In 1783 Tytler published The Poetical Remains of James I, King of Scotland, as the discoverer in a manuscript in the Bodleian Library of the Kingis Quair, the authorship of which he ascribed on grounds now widely accepted to the king. John Thomas Toshach Brown contested the attribution (1896), and his views were followed up by Alexander Lawson, in The Kingis quair and the quare of jelusy (1910). Christ's Kirk on the Green, a comic ballad, which Tytler also attributed to James, is now thought to be of a later date.

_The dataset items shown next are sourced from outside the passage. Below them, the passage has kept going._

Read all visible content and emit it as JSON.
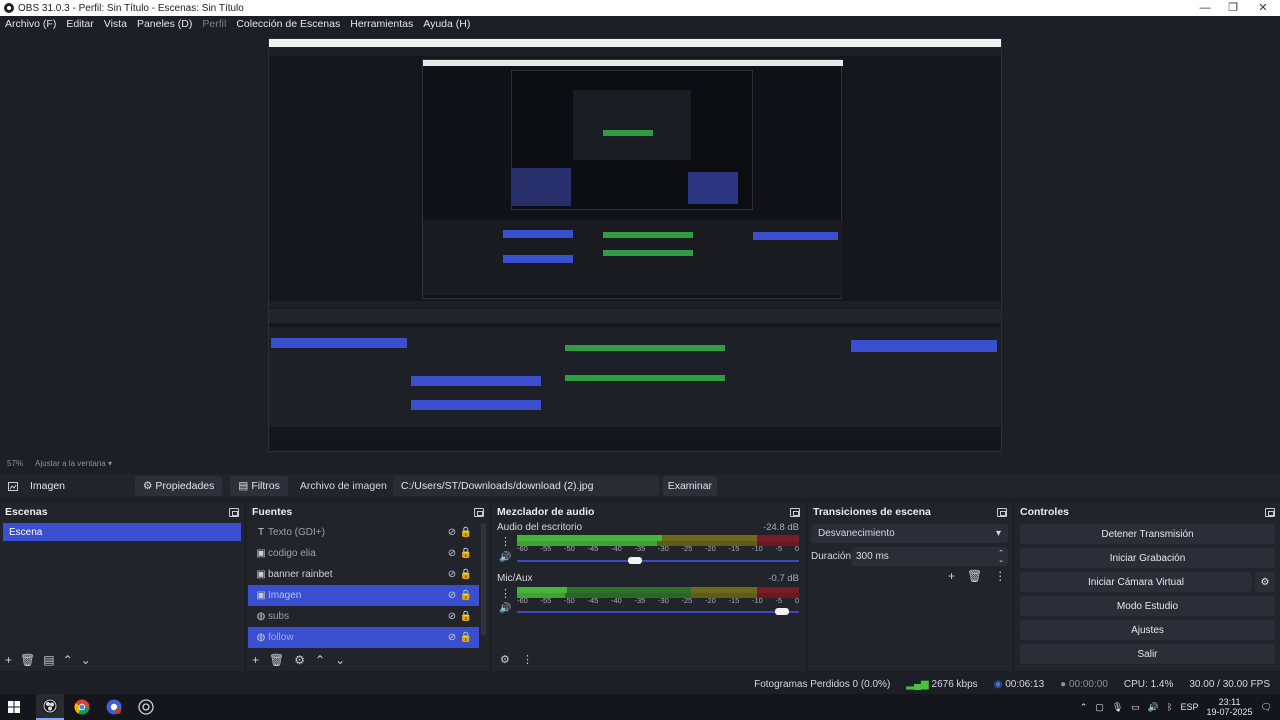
{
  "window": {
    "title": "OBS 31.0.3 - Perfil: Sin Título - Escenas: Sin Título",
    "controls": [
      "—",
      "❐",
      "✕"
    ]
  },
  "menu": [
    "Archivo (F)",
    "Editar",
    "Vista",
    "Paneles (D)",
    "Perfil",
    "Colección de Escenas",
    "Herramientas",
    "Ayuda (H)"
  ],
  "zoom": {
    "level": "57%",
    "fit": "Ajustar a la ventana"
  },
  "source_toolbar": {
    "source_name": "Imagen",
    "properties": "Propiedades",
    "filters": "Filtros",
    "file_label": "Archivo de imagen",
    "file_path": "C:/Users/ST/Downloads/download (2).jpg",
    "browse": "Examinar"
  },
  "scenes": {
    "title": "Escenas",
    "items": [
      {
        "name": "Escena",
        "selected": true
      }
    ]
  },
  "sources": {
    "title": "Fuentes",
    "items": [
      {
        "name": "Texto (GDI+)",
        "icon": "text-icon",
        "selected": false,
        "hidden": true
      },
      {
        "name": "codigo elia",
        "icon": "image-icon",
        "selected": false,
        "hidden": false
      },
      {
        "name": "banner rainbet",
        "icon": "image-icon",
        "selected": false,
        "hidden": false
      },
      {
        "name": "Imagen",
        "icon": "image-icon",
        "selected": true,
        "hidden": true
      },
      {
        "name": "subs",
        "icon": "browser-icon",
        "selected": false,
        "hidden": false
      },
      {
        "name": "follow",
        "icon": "browser-icon",
        "selected": true,
        "hidden": true
      }
    ]
  },
  "mixer": {
    "title": "Mezclador de audio",
    "channels": [
      {
        "name": "Audio del escritorio",
        "db": "-24.8 dB",
        "volume": 0.42
      },
      {
        "name": "Mic/Aux",
        "db": "-0.7 dB",
        "volume": 0.94
      }
    ],
    "scale": [
      "-60",
      "-55",
      "-50",
      "-45",
      "-40",
      "-35",
      "-30",
      "-25",
      "-20",
      "-15",
      "-10",
      "-5",
      "0"
    ]
  },
  "transitions": {
    "title": "Transiciones de escena",
    "selected": "Desvanecimiento",
    "duration_label": "Duración",
    "duration_value": "300 ms"
  },
  "controls": {
    "title": "Controles",
    "stop_stream": "Detener Transmisión",
    "start_recording": "Iniciar Grabación",
    "start_virtual_cam": "Iniciar Cámara Virtual",
    "studio_mode": "Modo Estudio",
    "settings": "Ajustes",
    "exit": "Salir"
  },
  "status": {
    "dropped_frames": "Fotogramas Perdidos 0 (0.0%)",
    "bitrate": "2676 kbps",
    "stream_time": "00:06:13",
    "rec_time": "00:00:00",
    "cpu": "CPU: 1.4%",
    "fps": "30.00 / 30.00 FPS"
  },
  "taskbar": {
    "lang": "ESP",
    "time": "23:11",
    "date": "19-07-2025"
  },
  "colors": {
    "accent": "#3a4fd0",
    "dock_bg": "#22242c",
    "app_bg": "#1d1f26"
  }
}
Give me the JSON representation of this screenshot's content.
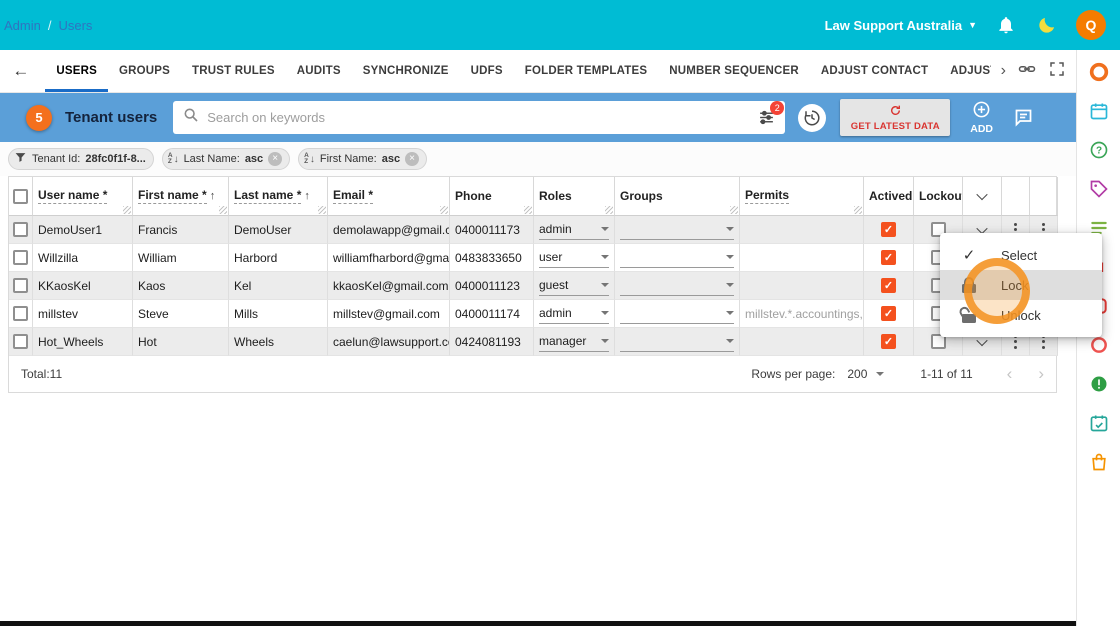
{
  "topbar": {
    "breadcrumb_left": "Admin",
    "breadcrumb_sep": "/",
    "breadcrumb_right": "Users",
    "org_name": "Law Support Australia",
    "avatar_initial": "Q"
  },
  "tabs": {
    "items": [
      "USERS",
      "GROUPS",
      "TRUST RULES",
      "AUDITS",
      "SYNCHRONIZE",
      "UDFS",
      "FOLDER TEMPLATES",
      "NUMBER SEQUENCER",
      "ADJUST CONTACT",
      "ADJUST EMPLOYEE"
    ],
    "active": "USERS"
  },
  "toolbar": {
    "step_badge": "5",
    "title": "Tenant users",
    "search_placeholder": "Search on keywords",
    "filter_badge": "2",
    "get_latest_label": "GET LATEST DATA",
    "add_label": "ADD"
  },
  "filters": {
    "chips": [
      {
        "label": "Tenant Id:",
        "value": "28fc0f1f-8..."
      },
      {
        "label": "Last Name:",
        "value": "asc"
      },
      {
        "label": "First Name:",
        "value": "asc"
      }
    ]
  },
  "table": {
    "columns": [
      "User name *",
      "First name *",
      "Last name *",
      "Email *",
      "Phone",
      "Roles",
      "Groups",
      "Permits",
      "Actived",
      "Lockout"
    ],
    "rows": [
      {
        "user_name": "DemoUser1",
        "first_name": "Francis",
        "last_name": "DemoUser",
        "email": "demolawapp@gmail.co",
        "phone": "0400011173",
        "role": "admin",
        "group": "",
        "permits": ""
      },
      {
        "user_name": "Willzilla",
        "first_name": "William",
        "last_name": "Harbord",
        "email": "williamfharbord@gmail",
        "phone": "0483833650",
        "role": "user",
        "group": "",
        "permits": ""
      },
      {
        "user_name": "KKaosKel",
        "first_name": "Kaos",
        "last_name": "Kel",
        "email": "kkaosKel@gmail.com",
        "phone": "0400011123",
        "role": "guest",
        "group": "",
        "permits": ""
      },
      {
        "user_name": "millstev",
        "first_name": "Steve",
        "last_name": "Mills",
        "email": "millstev@gmail.com",
        "phone": "0400011174",
        "role": "admin",
        "group": "",
        "permits": "millstev.*.accountings,r"
      },
      {
        "user_name": "Hot_Wheels",
        "first_name": "Hot",
        "last_name": "Wheels",
        "email": "caelun@lawsupport.cor",
        "phone": "0424081193",
        "role": "manager",
        "group": "",
        "permits": ""
      }
    ],
    "footer": {
      "total": "Total:11",
      "rows_per_page_label": "Rows per page:",
      "rows_per_page_value": "200",
      "range_label": "1-11 of 11"
    }
  },
  "context_menu": {
    "items": [
      {
        "label": "Select"
      },
      {
        "label": "Lock"
      },
      {
        "label": "Unlock"
      }
    ]
  },
  "colors": {
    "topbar_cyan": "#00BCD4",
    "toolbar_blue": "#5B9FD8",
    "accent_red": "#E53935",
    "checkbox_checked": "#F4511E",
    "badge_orange": "#F4701D"
  }
}
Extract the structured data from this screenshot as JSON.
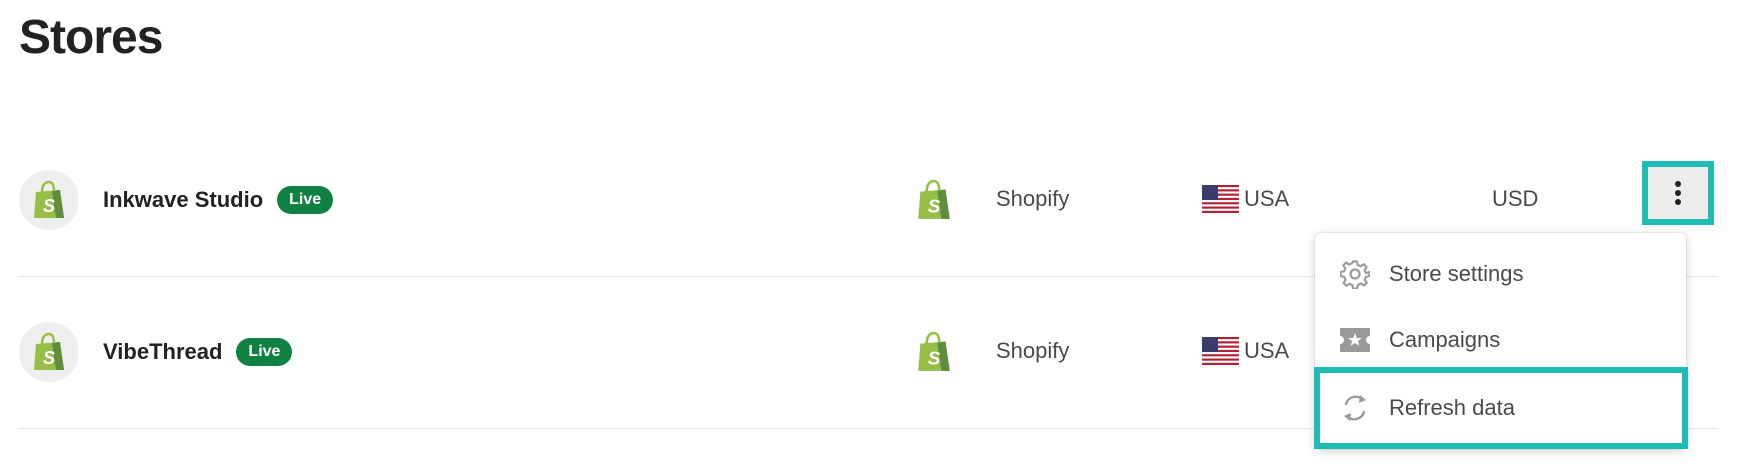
{
  "page": {
    "title": "Stores"
  },
  "stores": [
    {
      "name": "Inkwave Studio",
      "status": "Live",
      "platform": "Shopify",
      "country": "USA",
      "currency": "USD",
      "platform_icon": "shopify-icon",
      "flag_icon": "us-flag-icon"
    },
    {
      "name": "VibeThread",
      "status": "Live",
      "platform": "Shopify",
      "country": "USA",
      "platform_icon": "shopify-icon",
      "flag_icon": "us-flag-icon"
    }
  ],
  "menu": {
    "items": [
      {
        "label": "Store settings",
        "icon": "gear-icon"
      },
      {
        "label": "Campaigns",
        "icon": "ticket-icon"
      },
      {
        "label": "Refresh data",
        "icon": "refresh-icon"
      }
    ]
  },
  "colors": {
    "live_badge": "#108043",
    "highlight": "#1fbcb6",
    "shopify_green": "#95bf47"
  }
}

Tytler also wrote Observations on the Vision, a poem first published in Ramsay's Evergreen, in which he defended Ramsay's title to its authorship; and An Account of the Fashionable Amusements and Entertainments of Edinburgh in the Last Century, with the Plan of a grand Concert of Music on St. Cecilia's Day, 1695.

==Family==
In 1745 he married Anne Craig (died 1783), daughter of James Craig of Costerton. They had eight children, four of whom predeceased him. The survivors were Alexander Fraser Tytler, Colonel Patrick Tytler, and Christina.

His son Lt Col Patrick Tytler married Isabella Erskine, daughter of James Erskine, Lord Alva (one of his legal colleagues).